STUDY OF MOLECULAR IDENTIFICATION USING MULTIPLEX PCR IN Salmonella sp. & Staphylococcus aureus DIAGNOSTICS CAUSING FOOD POISONING DISEASES
Abstract
The identification of infectious and opportunistic microorganism has recently been based on traditional culturing with low and cost effective, time controlling and hard manipulation for users and agencies. The new era of gene techniques that applied on observing, patrolling bacterial contamination to take minor times for prevention and medical cures have been considered as essential needs.
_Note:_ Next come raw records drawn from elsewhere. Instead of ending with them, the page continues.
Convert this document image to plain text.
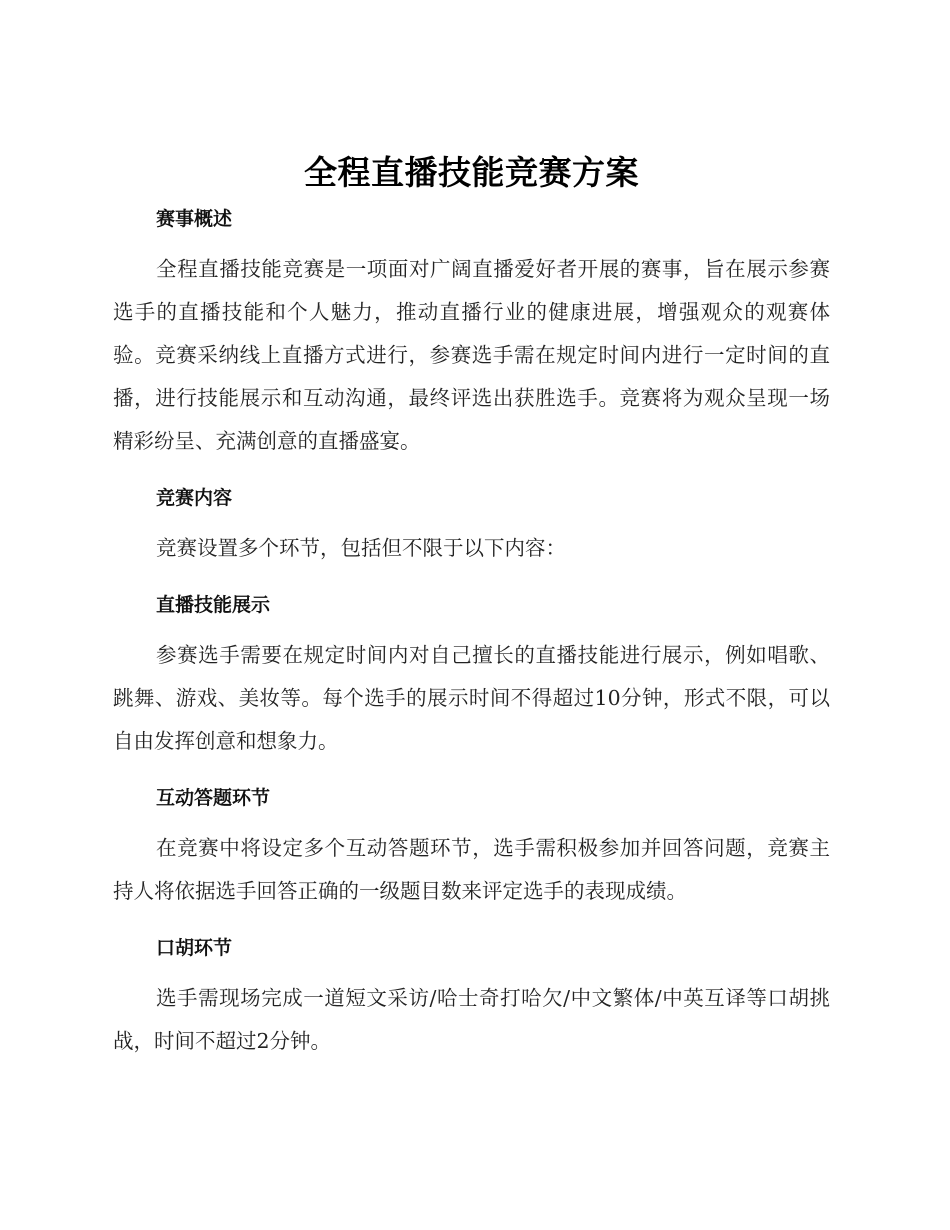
全程直播技能竞赛方案
赛事概述

全程直播技能竞赛是一项面对广阔直播爱好者开展的赛事，旨在展示参赛选手的直播技能和个人魅力，推动直播行业的健康进展，增强观众的观赛体验。竞赛采纳线上直播方式进行，参赛选手需在规定时间内进行一定时间的直播，进行技能展示和互动沟通，最终评选出获胜选手。竞赛将为观众呈现一场精彩纷呈、充满创意的直播盛宴。

竞赛内容

竞赛设置多个环节，包括但不限于以下内容：

直播技能展示

参赛选手需要在规定时间内对自己擅长的直播技能进行展示，例如唱歌、跳舞、游戏、美妆等。每个选手的展示时间不得超过10分钟，形式不限，可以自由发挥创意和想象力。

互动答题环节

在竞赛中将设定多个互动答题环节，选手需积极参加并回答问题，竞赛主持人将依据选手回答正确的一级题目数来评定选手的表现成绩。

口胡环节

选手需现场完成一道短文采访/哈士奇打哈欠/中文繁体/中英互译等口胡挑战，时间不超过2分钟。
The discovery of multiplex PCR could be applied in medical diagnostic because of quick returns, high sensitivity and parallel amplification of DNA bacteria for PCR results. This study indicates that the successful process of quick PCR amplification using multiplex PCR have been introduced for Salmonella sp. and Staphycoccus aureus. The optimal reaction of PCR have been chosen at the total volume of 25 µL with 2.5 µL 10X PCR buffer, 1.5 µL MgCl2 25 mM, 3 µL dNTPs 2.5 mM; 1 µL of invAF/R, 2.0 µL each primer of nucF/R respectively, 10 µL DNA templates và 1.8 µL dilution H2O. The highest sensitivity of multiplex PCR also showed and complied at 300 CFU/mL for Salmonella sp. and 70 CFU/mL for Staphylococcus aureus test. The essential time for poisonous sample culturing (1 CFU/25g sample) required at least 14 hours of growing culture in medium. The specific evaluation of this study for the other bacteria has been considered in larger scale from different types of foods and sources when applying multiplex PCR.
Keywords: Multiplex PCR, food poisoning, Salmonella sp., Staphylococcus aureus, invA, nuclease.